The survey revealed:
• 62% of Canadians agree food waste is a serious problem for the planet
• 97% of Canadians believe it’s important to reduce food waste
• 58% of Canadians want to reduce edible food waste at home
• 31% of Canadians confess to throwing out excess ingredients they purchased
•40% of Canadians say they find themselves throwing food away due to buying more than they needed.
• 35% of Canadians estimate they waste up to $10 worth of food each week; that’s $520 worth of food wasted each year.

These are sobering figures, especially when compared to the panic food purchases taking place now. And how food banks in general are struggling to find foods to help those in need – numbers that have rapidly accelerated due to the pandemic. On its website, Food Banks Canada says, “providing food to those in need can be difficult at the best of times. With COVID-19, that task just got harder.” Fewer staff and volunteers means less ability to conduct food donation collections, which results in lower stock.

Everyone is doing their best – the recent collaboration of top Canadian musical talents who came together to help raise much-needed funds for food banks across Canada proved to be a resounding success – but we can all do our own part by being mindful of what foods we purchase and how we’re going to use those foods in our everyday lives.

It may be something as simple as putting back on the shelves foods you know deep in your heart you are never going to use. Unless, of course, your goal is to pay it forward and help out those in need by donating extra groceries to food banks.
Here are a few tips to help you curb food waste:

Six Ways to Reduce Your Food Waste

Store Food Correctly
Storing your produce correctly is one of the most important changes you can make to help reduce your food waste.
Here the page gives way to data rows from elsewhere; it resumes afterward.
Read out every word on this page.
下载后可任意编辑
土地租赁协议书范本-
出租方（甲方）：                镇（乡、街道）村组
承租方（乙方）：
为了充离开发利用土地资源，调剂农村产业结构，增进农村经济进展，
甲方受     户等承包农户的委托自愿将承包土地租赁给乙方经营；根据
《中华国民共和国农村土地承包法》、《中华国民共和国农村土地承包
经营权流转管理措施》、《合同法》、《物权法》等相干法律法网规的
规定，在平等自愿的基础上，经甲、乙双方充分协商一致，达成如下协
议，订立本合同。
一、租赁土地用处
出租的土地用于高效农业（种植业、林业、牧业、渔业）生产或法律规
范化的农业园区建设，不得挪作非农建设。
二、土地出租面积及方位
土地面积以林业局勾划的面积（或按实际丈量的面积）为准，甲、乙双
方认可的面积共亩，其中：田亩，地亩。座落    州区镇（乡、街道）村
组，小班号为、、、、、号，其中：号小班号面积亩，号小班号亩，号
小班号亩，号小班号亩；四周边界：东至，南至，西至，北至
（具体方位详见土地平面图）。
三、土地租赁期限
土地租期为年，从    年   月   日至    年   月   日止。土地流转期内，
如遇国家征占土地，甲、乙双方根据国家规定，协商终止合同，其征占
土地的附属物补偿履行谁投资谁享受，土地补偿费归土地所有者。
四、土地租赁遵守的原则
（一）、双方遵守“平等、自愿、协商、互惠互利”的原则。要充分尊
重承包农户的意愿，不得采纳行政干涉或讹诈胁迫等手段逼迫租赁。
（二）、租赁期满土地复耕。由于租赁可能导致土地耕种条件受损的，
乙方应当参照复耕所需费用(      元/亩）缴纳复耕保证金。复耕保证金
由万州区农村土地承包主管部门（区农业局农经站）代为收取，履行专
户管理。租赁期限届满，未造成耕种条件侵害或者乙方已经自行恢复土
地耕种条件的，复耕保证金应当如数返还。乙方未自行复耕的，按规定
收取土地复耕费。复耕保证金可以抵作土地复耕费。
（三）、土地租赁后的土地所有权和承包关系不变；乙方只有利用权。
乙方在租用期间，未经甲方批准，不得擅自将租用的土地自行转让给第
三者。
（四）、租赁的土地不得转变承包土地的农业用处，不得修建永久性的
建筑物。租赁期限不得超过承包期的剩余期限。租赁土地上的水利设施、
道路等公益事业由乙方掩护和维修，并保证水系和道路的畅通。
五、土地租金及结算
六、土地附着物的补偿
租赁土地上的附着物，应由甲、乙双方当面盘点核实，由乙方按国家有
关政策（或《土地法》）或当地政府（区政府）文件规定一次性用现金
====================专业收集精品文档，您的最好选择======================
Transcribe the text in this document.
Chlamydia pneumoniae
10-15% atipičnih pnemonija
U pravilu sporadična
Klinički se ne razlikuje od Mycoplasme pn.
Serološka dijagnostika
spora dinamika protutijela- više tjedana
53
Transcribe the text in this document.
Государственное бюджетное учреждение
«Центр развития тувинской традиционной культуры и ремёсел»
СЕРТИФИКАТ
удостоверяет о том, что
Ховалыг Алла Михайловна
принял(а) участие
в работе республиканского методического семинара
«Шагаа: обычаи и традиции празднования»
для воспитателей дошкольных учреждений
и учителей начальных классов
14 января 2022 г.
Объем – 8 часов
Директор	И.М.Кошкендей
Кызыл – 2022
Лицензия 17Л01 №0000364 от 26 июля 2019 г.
Foods like potatoes, garlic, and onions should be kept a room temperature, not in the fridge. It’s also important to separate fruits & vegetables that produce more ethylene gas from those that don’t – ethylene gas ripens food and can lead to quicker spoilage.

Learn to Preserve
Preserving or fermenting veggies is a great way to use up produce you didn’t have a chance to cook up. It will keep your produce from being thrown away and leaves you with delicious pickled veggies to enjoy later.

Give Your Leftovers New Life
Creating a whole new dish with them! Use leftover mashed potatoes to make potato pancakes or leftover rice for rice pudding or fried rice. Leftover proteins have an endless list of uses. Use them as a topping on pizza, your favourite pasta recipe, or the filling in a delicious dumpling.

Blend it Up
A smoothie is a great option for those less than beautiful fruit and veg. Not feeling a smoothie right now? Blend it up and then freeze it – when you’re ready for a smoothie, just add it to a blender with your choice of liquid.

Make a Homemade Stock
Food scraps and peels don’t need to head straight into the compost bin – there’s still a lot of flavour in there! Instead, toss all your food scraps (like potato peels, kale stalks, garlic peels, and other odds and ends) in a bag in your freezer. Once it’s full, add all your scraps to a stockpot with water, and your choice of herbs and seasonings. Cover and bring to a boil, once boiling reduce to simmer and allow to cook without the lid for about 60 minutes. Once finished, remove all the veggie pieces and allow your stock to cool before storing and using.

Not everything can be used. So if you can’t save something from heading past its prime – compost it! Composting reduces what goes to the landfill and gives back to the planet in the form of nutritious soil.